488 U.S. 878 | SCOTUS | 1988

Dissenting Opinion

Justice Marshall,

dissenting.

Adhering to my view that the death penalty is in all circumstances cruel and unusual punishment prohibited by the Eighth and Fourteenth Amendments, Gregg v. Georgia, 428 U. S. 153, 231 (1976) (Marshall, J., dissenting), I would grant the petition for writ of certiorari and vacate the death sentence in this case. But even if I believed that the death penalty could be constitutionally imposed under certain circumstances, I would grant the petition and vacate petitioner’s death sentence for the same reasons that I expressed in Brecheen v. Oklahoma, 485 U. S. 909 (1988) (Marshall, J., dissenting from denial of certiorari).

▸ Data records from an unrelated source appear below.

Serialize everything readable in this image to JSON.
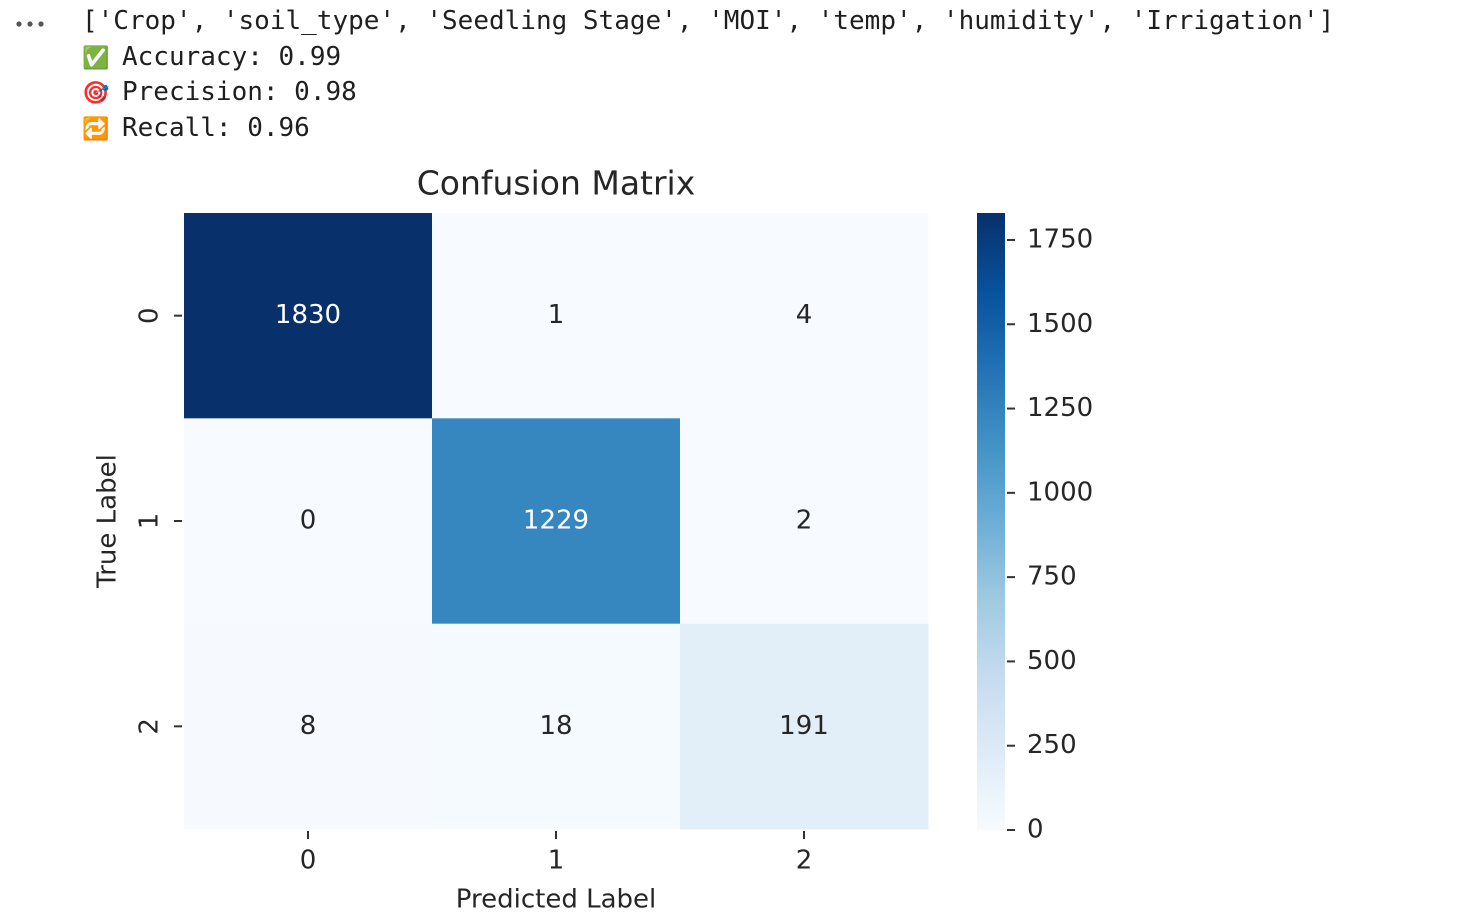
{
  "output": {
    "columns": "['Crop', 'soil_type', 'Seedling Stage', 'MOI', 'temp', 'humidity', 'Irrigation']",
    "metrics": [
      {
        "icon": "✅",
        "text": "Accuracy: 0.99"
      },
      {
        "icon": "🎯",
        "text": "Precision: 0.98"
      },
      {
        "icon": "🔁",
        "text": "Recall: 0.96"
      }
    ]
  },
  "chart_data": {
    "type": "heatmap",
    "title": "Confusion Matrix",
    "xlabel": "Predicted Label",
    "ylabel": "True Label",
    "x_categories": [
      "0",
      "1",
      "2"
    ],
    "y_categories": [
      "0",
      "1",
      "2"
    ],
    "values": [
      [
        1830,
        1,
        4
      ],
      [
        0,
        1229,
        2
      ],
      [
        8,
        18,
        191
      ]
    ],
    "clim": [
      0,
      1830
    ],
    "cticks": [
      0,
      250,
      500,
      750,
      1000,
      1250,
      1500,
      1750
    ],
    "colormap": [
      "#f7fbff",
      "#deebf7",
      "#c6dbef",
      "#9ecae1",
      "#6baed6",
      "#4292c6",
      "#2171b5",
      "#08519c",
      "#08306b"
    ]
  }
}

Petitioner was convicted for the murder-kidnaping of the son of a prominent local banking family. Pretrial publicity was exten*879sive. All members of the jury had read or heard of the murderkidnaping. Some jurors knew petitioner’s family and some were acquainted with the victim’s family. Six members admitted that they had formed opinions concerning the case. I do not doubt that their representations that they could set aside their opinions and listen to the evidence were sincere. But under the totality of the circumstances, I can only conclude that petitioner Hale, like the petitioner in Brecheen, was denied his constitutional right to a fair trial and to impartial sentencing because of Oklahoma’s strong presumption against venue changes.






Lead Opinion

Ct. Crim. App. Okla. Certiorari denied.






Dissenting Opinion

Justice Brennan,

dissenting.

Adhering to my view that the death penalty is in all circumstances cruel and unusual punishment prohibited by the Eighth and Fourteenth Amendments, Gregg v. Georgia, 428 U. S. 153, 227 (1976), I would grant certiorari and vacate the death sentence in this ease.